Binary Threshold Neurons

$z = \sum_{i} x_i w_i$

$y = 1$ if $z \geq \theta$, $0$ otherwise.

Or, equivalently,

$z = b + \sum_{i} x_i w_i$

$y = 1$ if $z \geq 0$, $0$ otherwise.

Rectified Linear Neurons

$z = b + \sum_{i} x_i w_i$

$y = z$ if $z > 0$, $0$ otherwise. (linear above zero, decision at zero.)

Sigmoid Neurons

Give a real-valued output that is a smooth and bounded function of their total input.

$z = b + \sum_{i} x_i w_i$

$y = \frac{1}{1 + e^{-z}}$

Stochastic Binary Neurons

Same equations as logistic units, but outputs $1$ (=spike) or $0$ randomly based on the probability. They treat the output of the logistic as the probability of producing a spike in a short time window.

$z = b + \sum_{i} x_i w_i$

$P(s = 1) = \frac{1}{1 + e^{-z}}$

We can do a similar trick for rectified linear units - in this case the output is treated as the Poisson rate for spikes.

Types of Learning

Supervised Learning

Learn to predict an output when given an input vector.

  • Regression: The target output is a real number or a whole vector of real numbers.
  • Classification: The target output is a class label.

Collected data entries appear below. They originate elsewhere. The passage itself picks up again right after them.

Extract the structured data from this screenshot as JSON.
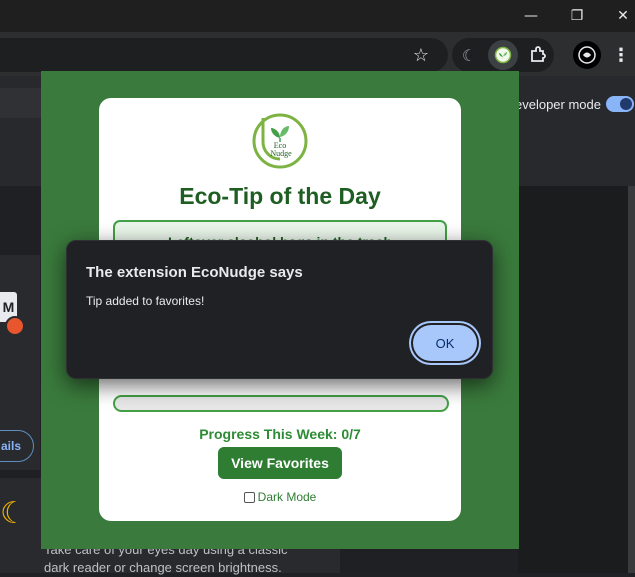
{
  "browser": {
    "window_controls": {
      "minimize": "—",
      "restore": "❐",
      "close": "✕"
    },
    "icons": [
      "star-icon",
      "moon-icon",
      "econudge-icon",
      "puzzle-icon",
      "profile-icon",
      "menu-icon"
    ]
  },
  "background_page": {
    "developer_mode_label": "eveloper mode",
    "developer_mode_on": true,
    "m_button": "M",
    "details_button": "ails",
    "description": "Take care of your eyes day using a classic dark reader or change screen brightness."
  },
  "popup": {
    "logo_text_line1": "Eco",
    "logo_text_line2": "Nudge",
    "title": "Eco-Tip of the Day",
    "tip_text": "Leftover alcohol bags in the trash",
    "progress_fraction": 0,
    "progress_label": "Progress This Week: 0/7",
    "view_favorites_label": "View Favorites",
    "dark_mode_label": "Dark Mode",
    "dark_mode_checked": false
  },
  "dialog": {
    "title": "The extension EcoNudge says",
    "message": "Tip added to favorites!",
    "ok_label": "OK"
  },
  "colors": {
    "popup_bg": "#3a7a3c",
    "title_green": "#1e5e22",
    "button_green": "#2e7d32",
    "ok_blue": "#a8c7fa"
  }
}
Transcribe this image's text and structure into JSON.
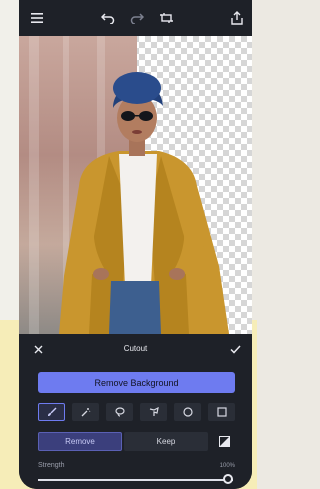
{
  "toolbar": {
    "icons": [
      "menu-icon",
      "undo-icon",
      "redo-icon",
      "crop-icon",
      "share-icon"
    ]
  },
  "panel": {
    "title": "Cutout",
    "remove_background_label": "Remove Background",
    "tools": [
      "brush-icon",
      "magic-wand-icon",
      "lasso-icon",
      "shape-icon",
      "circle-icon",
      "square-icon"
    ],
    "active_tool": "brush-icon",
    "mode_remove_label": "Remove",
    "mode_keep_label": "Keep",
    "active_mode": "Remove",
    "strength_label": "Strength",
    "strength_value": "100%",
    "strength_fraction": 1.0
  },
  "colors": {
    "accent": "#6e7bf0",
    "panel_bg": "#1e2128"
  }
}
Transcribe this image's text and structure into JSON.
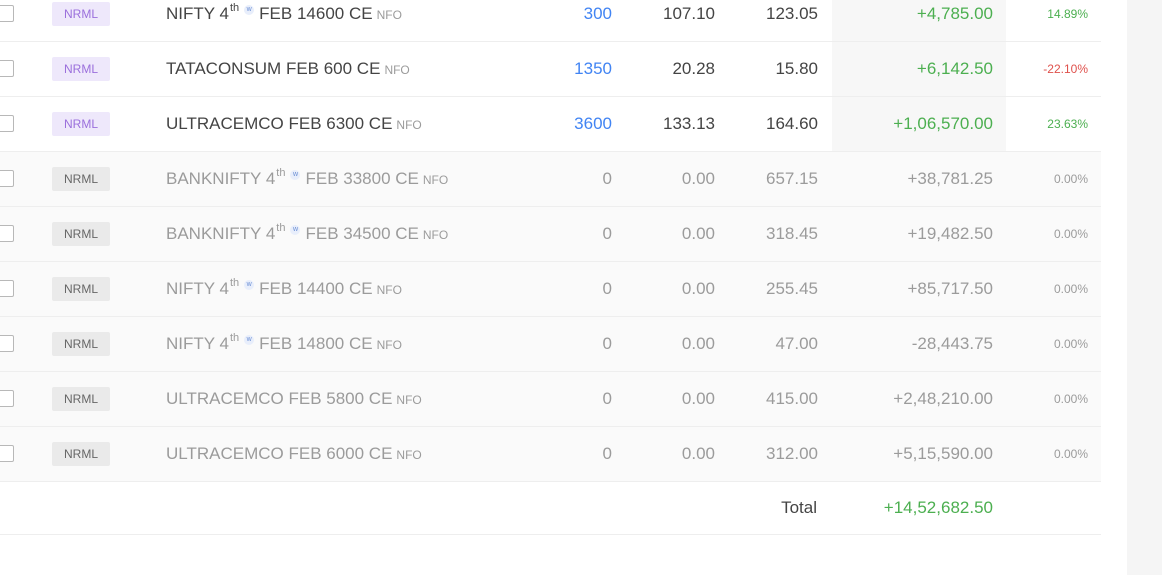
{
  "colors": {
    "positive": "#4caf50",
    "negative": "#df514c",
    "quantity_open": "#4184f3",
    "badge_open_bg": "#eee8fb",
    "badge_open_text": "#9b6fdc"
  },
  "icons": {
    "checkbox": "checkbox-icon",
    "weekly": "weekly-expiry-icon"
  },
  "positions": [
    {
      "product": "NRML",
      "status": "open",
      "symbol": "NIFTY 4",
      "sup": "th",
      "weekly": "w",
      "contract": "FEB 14600 CE",
      "exchange": "NFO",
      "qty": "300",
      "avg": "107.10",
      "ltp": "123.05",
      "pnl": "+4,785.00",
      "pnl_sign": "pos",
      "chg": "14.89%",
      "chg_sign": "pos"
    },
    {
      "product": "NRML",
      "status": "open",
      "symbol": "TATACONSUM FEB 600 CE",
      "sup": "",
      "weekly": "",
      "contract": "",
      "exchange": "NFO",
      "qty": "1350",
      "avg": "20.28",
      "ltp": "15.80",
      "pnl": "+6,142.50",
      "pnl_sign": "pos",
      "chg": "-22.10%",
      "chg_sign": "neg"
    },
    {
      "product": "NRML",
      "status": "open",
      "symbol": "ULTRACEMCO FEB 6300 CE",
      "sup": "",
      "weekly": "",
      "contract": "",
      "exchange": "NFO",
      "qty": "3600",
      "avg": "133.13",
      "ltp": "164.60",
      "pnl": "+1,06,570.00",
      "pnl_sign": "pos",
      "chg": "23.63%",
      "chg_sign": "pos"
    },
    {
      "product": "NRML",
      "status": "closed",
      "symbol": "BANKNIFTY 4",
      "sup": "th",
      "weekly": "w",
      "contract": "FEB 33800 CE",
      "exchange": "NFO",
      "qty": "0",
      "avg": "0.00",
      "ltp": "657.15",
      "pnl": "+38,781.25",
      "pnl_sign": "",
      "chg": "0.00%",
      "chg_sign": "neutral"
    },
    {
      "product": "NRML",
      "status": "closed",
      "symbol": "BANKNIFTY 4",
      "sup": "th",
      "weekly": "w",
      "contract": "FEB 34500 CE",
      "exchange": "NFO",
      "qty": "0",
      "avg": "0.00",
      "ltp": "318.45",
      "pnl": "+19,482.50",
      "pnl_sign": "",
      "chg": "0.00%",
      "chg_sign": "neutral"
    },
    {
      "product": "NRML",
      "status": "closed",
      "symbol": "NIFTY 4",
      "sup": "th",
      "weekly": "w",
      "contract": "FEB 14400 CE",
      "exchange": "NFO",
      "qty": "0",
      "avg": "0.00",
      "ltp": "255.45",
      "pnl": "+85,717.50",
      "pnl_sign": "",
      "chg": "0.00%",
      "chg_sign": "neutral"
    },
    {
      "product": "NRML",
      "status": "closed",
      "symbol": "NIFTY 4",
      "sup": "th",
      "weekly": "w",
      "contract": "FEB 14800 CE",
      "exchange": "NFO",
      "qty": "0",
      "avg": "0.00",
      "ltp": "47.00",
      "pnl": "-28,443.75",
      "pnl_sign": "",
      "chg": "0.00%",
      "chg_sign": "neutral"
    },
    {
      "product": "NRML",
      "status": "closed",
      "symbol": "ULTRACEMCO FEB 5800 CE",
      "sup": "",
      "weekly": "",
      "contract": "",
      "exchange": "NFO",
      "qty": "0",
      "avg": "0.00",
      "ltp": "415.00",
      "pnl": "+2,48,210.00",
      "pnl_sign": "",
      "chg": "0.00%",
      "chg_sign": "neutral"
    },
    {
      "product": "NRML",
      "status": "closed",
      "symbol": "ULTRACEMCO FEB 6000 CE",
      "sup": "",
      "weekly": "",
      "contract": "",
      "exchange": "NFO",
      "qty": "0",
      "avg": "0.00",
      "ltp": "312.00",
      "pnl": "+5,15,590.00",
      "pnl_sign": "",
      "chg": "0.00%",
      "chg_sign": "neutral"
    }
  ],
  "total": {
    "label": "Total",
    "value": "+14,52,682.50",
    "sign": "pos"
  }
}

How supervised Learning Typically Works

  1. Start by choosing a model-class: $y = f(x;W)$
    • A model-class $f$ is a way of using some numerical parameters $W$ to map each input vector $x$ into a predicted output $y$.
  2. Learning usually means adjusting the parameters to reduce the discrepancy between the target output, $t$, on each training case and the actual output, $y$, produced by the model.
    • For regression $\frac{1}{2}(y-t)^2$ is often a sensible measure of the discrepancy.

Reinforcement Learning

Learn to select an action to maximize payoff.

Unsupervised Learning

Discover a good internal representation of the input.